CompoundIQ
503B Outsourcing Facility Registration & Regulatory Action Tracking
503B facility lifecycle tracking from a single FDA spreadsheet, modeled into history you can monitor, query, and trust.
Overview
CompoundIQ is a regulatory intelligence platform that transforms the FDA's weekly 503B outsourcing facility registration spreadsheet into a longitudinal data model. While the FDA publishes only a static, point-in-time Excel file, CompoundIQ captures each release, preserves history, and models facilities, parent pharmacies, inspections, regulatory actions, bulk API intent, recalls, and registration status over time.
The result is a system that makes change visible where none existed before — enabling monitoring, trend analysis, and defensible decision-making in a highly regulated pharmacy market.
Context / Risk
FDA 503B outsourcing facilities play a critical role in the sterile drug supply chain, especially during shortages. Health systems, clinics, telehealth organizations, and GPOs rely on these facilities, yet the regulatory signals that indicate supplier risk are fragmented and difficult to interpret.
The FDA's 503B registration list represents the authoritative public record, but it is not designed for operational or strategic use. Each weekly update overwrites the past, eliminating the ability to answer basic questions about how the supplier landscape evolves over time.
The Problem
The core challenge was not visualization — it was the absence of time and identity in the source data.
- Data is released as a raw Excel spreadsheet with inconsistent formatting.
- Weekly updates overwrite prior states, eliminating historical context.
- Facilities and parent pharmacies lack stable identifiers.
- Names and attributes shift subtly across releases.
- Inspections, post-inspection actions, and recalls are not modeled as time-aware events.
Without re-engineering the dataset, longitudinal monitoring and reliable analytics are not possible.
Why Existing Approaches Failed
In practice, teams attempt to manage this data through manual spreadsheet comparisons or snapshot-based BI tools. These approaches fail quickly:
- Manual comparisons do not scale and are not auditable.
- Snapshot dashboards show "today" but cannot explain "what changed."
- Without stable entity resolution, facility history becomes unreliable.
CompoundIQ was designed to solve what was missing: time, identity, and structure.
System Design
CompoundIQ treats each FDA release as a point-in-time observation rather than a replacement. Weekly spreadsheets are automatically collected, normalized, and preserved as history using Slowly Changing Dimensions (Type 2).
What the System Models
- Facilities and parent pharmacies
- Registration status over time (added, removed, re-registered)
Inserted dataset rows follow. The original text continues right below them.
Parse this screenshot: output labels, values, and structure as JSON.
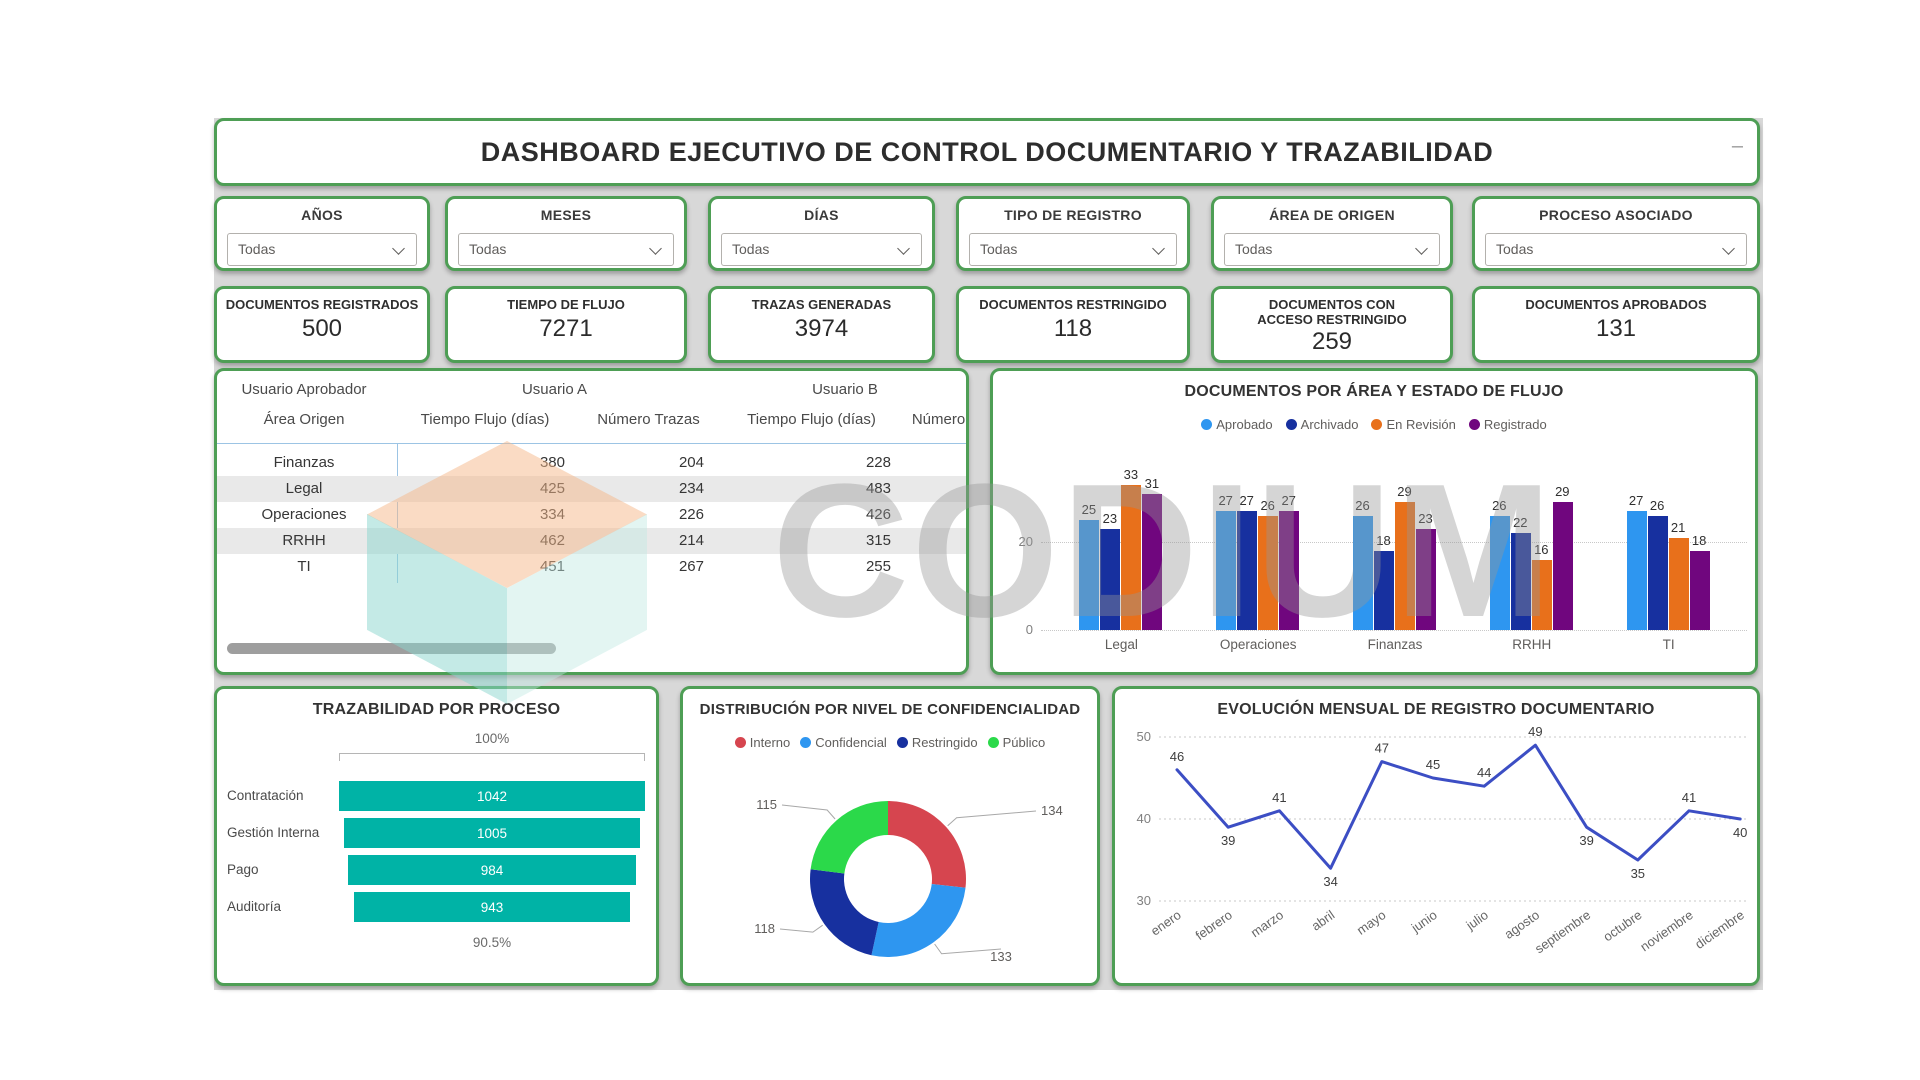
{
  "header": {
    "title": "DASHBOARD EJECUTIVO DE CONTROL DOCUMENTARIO Y TRAZABILIDAD",
    "collapse_glyph": "–"
  },
  "filters": [
    {
      "label": "AÑOS",
      "value": "Todas"
    },
    {
      "label": "MESES",
      "value": "Todas"
    },
    {
      "label": "DÍAS",
      "value": "Todas"
    },
    {
      "label": "TIPO DE REGISTRO",
      "value": "Todas"
    },
    {
      "label": "ÁREA DE ORIGEN",
      "value": "Todas"
    },
    {
      "label": "PROCESO ASOCIADO",
      "value": "Todas"
    }
  ],
  "kpis": [
    {
      "label": "DOCUMENTOS REGISTRADOS",
      "value": "500"
    },
    {
      "label": "TIEMPO DE FLUJO",
      "value": "7271"
    },
    {
      "label": "TRAZAS GENERADAS",
      "value": "3974"
    },
    {
      "label": "DOCUMENTOS RESTRINGIDO",
      "value": "118"
    },
    {
      "label": "DOCUMENTOS CON ACCESO RESTRINGIDO",
      "value": "259"
    },
    {
      "label": "DOCUMENTOS APROBADOS",
      "value": "131"
    }
  ],
  "matrix": {
    "row_group_header": "Usuario Aprobador",
    "row_subheader": "Área Origen",
    "col_groups": [
      "Usuario A",
      "Usuario B"
    ],
    "measure_headers": [
      "Tiempo Flujo (días)",
      "Número Trazas",
      "Tiempo Flujo (días)",
      "Número"
    ],
    "rows": [
      [
        "Finanzas",
        "380",
        "204",
        "228",
        ""
      ],
      [
        "Legal",
        "425",
        "234",
        "483",
        ""
      ],
      [
        "Operaciones",
        "334",
        "226",
        "426",
        ""
      ],
      [
        "RRHH",
        "462",
        "214",
        "315",
        ""
      ],
      [
        "TI",
        "451",
        "267",
        "255",
        ""
      ]
    ]
  },
  "chart_data": [
    {
      "id": "documentos_por_area",
      "type": "bar",
      "title": "DOCUMENTOS POR ÁREA Y ESTADO DE FLUJO",
      "categories": [
        "Legal",
        "Operaciones",
        "Finanzas",
        "RRHH",
        "TI"
      ],
      "series": [
        {
          "name": "Aprobado",
          "color": "#2E96F0",
          "values": [
            25,
            27,
            26,
            26,
            27
          ]
        },
        {
          "name": "Archivado",
          "color": "#17309F",
          "values": [
            23,
            27,
            18,
            22,
            26
          ]
        },
        {
          "name": "En Revisión",
          "color": "#E8701B",
          "values": [
            33,
            26,
            29,
            16,
            21
          ]
        },
        {
          "name": "Registrado",
          "color": "#70067E",
          "values": [
            31,
            27,
            23,
            29,
            18
          ]
        }
      ],
      "yticks": [
        0,
        20
      ],
      "ylim": [
        0,
        34
      ],
      "legend_position": "top",
      "grid": "dotted"
    },
    {
      "id": "trazabilidad_por_proceso",
      "type": "funnel",
      "title": "TRAZABILIDAD POR PROCESO",
      "categories": [
        "Contratación",
        "Gestión Interna",
        "Pago",
        "Auditoría"
      ],
      "values": [
        1042,
        1005,
        984,
        943
      ],
      "top_label": "100%",
      "bottom_label": "90.5%",
      "bar_color": "#00B3A6"
    },
    {
      "id": "distribucion_confidencialidad",
      "type": "donut",
      "title": "DISTRIBUCIÓN POR NIVEL DE CONFIDENCIALIDAD",
      "labels": [
        "Interno",
        "Confidencial",
        "Restringido",
        "Público"
      ],
      "values": [
        134,
        133,
        118,
        115
      ],
      "colors": [
        "#D6454F",
        "#2E96F0",
        "#17309F",
        "#2BD94A"
      ],
      "legend_position": "top"
    },
    {
      "id": "evolucion_mensual",
      "type": "line",
      "title": "EVOLUCIÓN MENSUAL DE REGISTRO DOCUMENTARIO",
      "x": [
        "enero",
        "febrero",
        "marzo",
        "abril",
        "mayo",
        "junio",
        "julio",
        "agosto",
        "septiembre",
        "octubre",
        "noviembre",
        "diciembre"
      ],
      "values": [
        46,
        39,
        41,
        34,
        47,
        45,
        44,
        49,
        39,
        35,
        41,
        40
      ],
      "label_pos": [
        "above",
        "below",
        "above",
        "below",
        "above",
        "above",
        "above",
        "above",
        "below",
        "below",
        "above",
        "below"
      ],
      "yticks": [
        30,
        40,
        50
      ],
      "ylim": [
        28,
        52
      ],
      "line_color": "#3C4EC4",
      "grid": "dotted"
    }
  ],
  "watermark": {
    "text": "CODIUM"
  }
}
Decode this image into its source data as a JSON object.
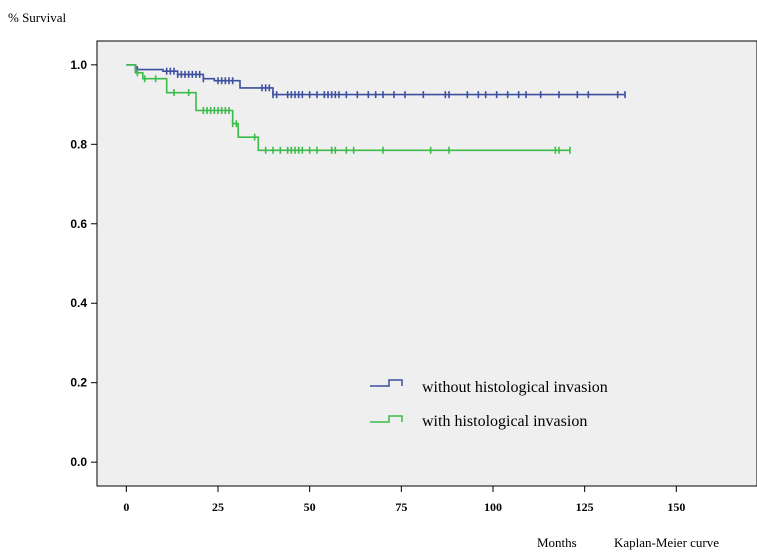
{
  "chart_data": {
    "type": "line",
    "subtype": "kaplan-meier",
    "ylabel": "% Survival",
    "xlabel": "Months",
    "caption": "Kaplan-Meier curve",
    "xlim": [
      -8,
      172
    ],
    "ylim": [
      -0.06,
      1.06
    ],
    "x_ticks": [
      "0",
      "25",
      "50",
      "75",
      "100",
      "125",
      "150"
    ],
    "y_ticks": [
      "0.0",
      "0.2",
      "0.4",
      "0.6",
      "0.8",
      "1.0"
    ],
    "x_tick_values": [
      0,
      25,
      50,
      75,
      100,
      125,
      150
    ],
    "y_tick_values": [
      0.0,
      0.2,
      0.4,
      0.6,
      0.8,
      1.0
    ],
    "grid": false,
    "plot_background": "#efefef",
    "legend_position": "bottom-center",
    "series": [
      {
        "name": "without histological invasion",
        "color": "#3c4fa0",
        "steps": [
          [
            0,
            1.0
          ],
          [
            2.5,
            0.988
          ],
          [
            10,
            0.984
          ],
          [
            14,
            0.976
          ],
          [
            21,
            0.965
          ],
          [
            24,
            0.96
          ],
          [
            31,
            0.942
          ],
          [
            40,
            0.925
          ],
          [
            136,
            0.925
          ]
        ],
        "censored": [
          2.5,
          3,
          11,
          12,
          13,
          14,
          15,
          16,
          17,
          18,
          19,
          20,
          21,
          25,
          26,
          27,
          28,
          29,
          37,
          38,
          39,
          40,
          41,
          44,
          45,
          46,
          47,
          48,
          50,
          52,
          54,
          55,
          56,
          57,
          58,
          60,
          63,
          66,
          68,
          70,
          73,
          76,
          81,
          87,
          88,
          93,
          96,
          98,
          101,
          104,
          107,
          109,
          113,
          118,
          123,
          126,
          134,
          136
        ]
      },
      {
        "name": "with histological invasion",
        "color": "#3dbb4a",
        "steps": [
          [
            0,
            1.0
          ],
          [
            2.5,
            0.98
          ],
          [
            4.5,
            0.965
          ],
          [
            11,
            0.93
          ],
          [
            19,
            0.885
          ],
          [
            29,
            0.852
          ],
          [
            30.5,
            0.818
          ],
          [
            36,
            0.785
          ],
          [
            121,
            0.785
          ]
        ],
        "censored": [
          3,
          5,
          8,
          13,
          17,
          21,
          22,
          23,
          24,
          25,
          26,
          27,
          28,
          29,
          30,
          35,
          38,
          40,
          42,
          44,
          45,
          46,
          47,
          48,
          50,
          52,
          56,
          57,
          60,
          62,
          70,
          83,
          88,
          117,
          118,
          121
        ]
      }
    ]
  }
}
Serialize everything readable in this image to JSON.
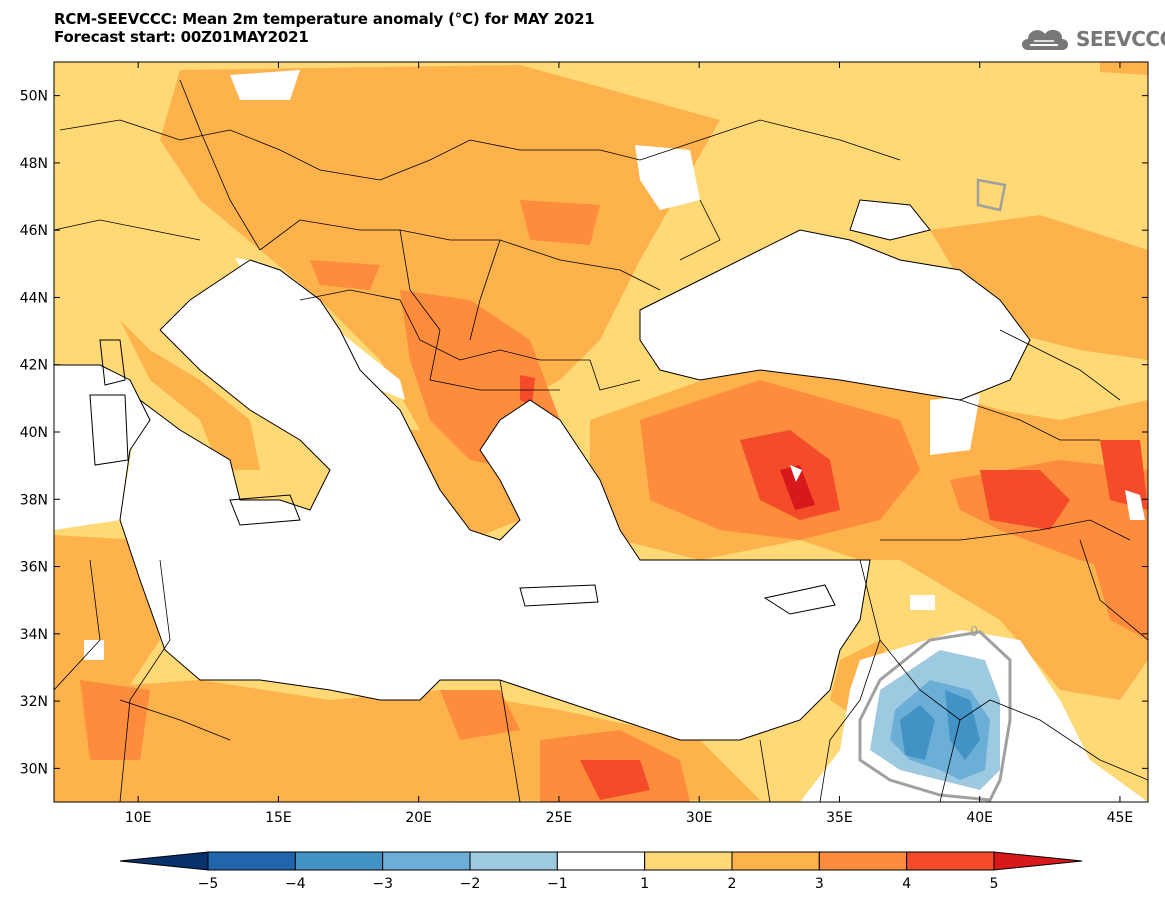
{
  "header": {
    "title_line1": "RCM-SEEVCCC: Mean 2m temperature anomaly (°C) for MAY 2021",
    "title_line2": "Forecast start: 00Z01MAY2021",
    "logo_text": "SEEVCCC"
  },
  "map": {
    "lon_range": [
      7,
      46
    ],
    "lat_range": [
      29,
      51
    ],
    "lon_ticks": [
      "10E",
      "15E",
      "20E",
      "25E",
      "30E",
      "35E",
      "40E",
      "45E"
    ],
    "lat_ticks": [
      "30N",
      "32N",
      "34N",
      "36N",
      "38N",
      "40N",
      "42N",
      "44N",
      "46N",
      "48N",
      "50N"
    ],
    "contour_label": "0"
  },
  "colorbar": {
    "labels": [
      "−5",
      "−4",
      "−3",
      "−2",
      "−1",
      "1",
      "2",
      "3",
      "4",
      "5"
    ],
    "colors": [
      "#08306b",
      "#2166ac",
      "#4392c6",
      "#6baed6",
      "#9ecae1",
      "#ffffff",
      "#fed976",
      "#fdb24c",
      "#fd8c3c",
      "#f44c2a",
      "#d7191c"
    ]
  },
  "colors": {
    "land_1_2": "#fed976",
    "land_2_3": "#fdb24c",
    "land_3_4": "#fd8c3c",
    "land_4_5": "#f44c2a",
    "land_gt5": "#d7191c",
    "sea": "#ffffff",
    "cold_1": "#9ecae1",
    "cold_2": "#6baed6",
    "cold_3": "#4392c6",
    "contour_zero": "#a0a0a0",
    "logo": "#777777"
  }
}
- Inspection events and inspection cadence
- Post-inspection actions (Untitled Letters, FMD-145 notices, Warning Letters)
- Bulk API compounding intent
- FDA recall associations
- High-level KPIs summarizing activity and change
Entity Resolution
The FDA source data contains significant text inconsistencies. CompoundIQ applies aggressive normalization and deterministic ID generation to ensure that the same real-world facility remains identifiable across time.
- Standardization of casing, punctuation, spacing, and corporate suffixes
- Stable facility and parent IDs generated via deterministic hashing
- Explicit handling of edge cases such as "AMERICA LLC" vs "AMERICALLC"
Data Quality & Observability
- 37 automated dbt tests validating schema integrity and relationships
- Freshness monitoring to ensure weekly captures are complete
- Administrative interface for pipeline monitoring and debugging
Product Views
The following views illustrate how CompoundIQ surfaces change, risk signals, and operational visibility from the FDA's 503B data.
High-level KPI cards summarizing active facilities, recent registration changes, inspections, and post-inspection actions across the 503B landscape, with week-over-week change indicators.
Interactive, cleaned view of the current 503B registration list with filtering, sorting, and export for downstream analysis and reporting.
Filtered view of the registration list, demonstrating the ability to narrow results by registration status, inspection history, or other attributes.
Decisions Enabled
- Identify facilities entering or exiting the 503B landscape
- Track inspection cadence and outcomes over time
- Monitor post-inspection actions accumulation
- Understand shifts in bulk API compounding intent
- Surface recall-associated facilities
- Support sourcing and risk discussions with historical evidence
Who This Was For
Pharmacy procurement leaders, supply chain analytics teams, and GPO stakeholders who depend on 503B outsourcing facilities and need a reliable view of how the supplier landscape changes over time.
Why This Matters
The FDA spreadsheet is public, but history is not. CompoundIQ creates the missing layer by transforming a static disclosure into a durable, time-aware model of reality. It demonstrates how messy, stateless regulatory data can be re-engineered into structured facts and dimensions that support real decisions in a complex healthcare market.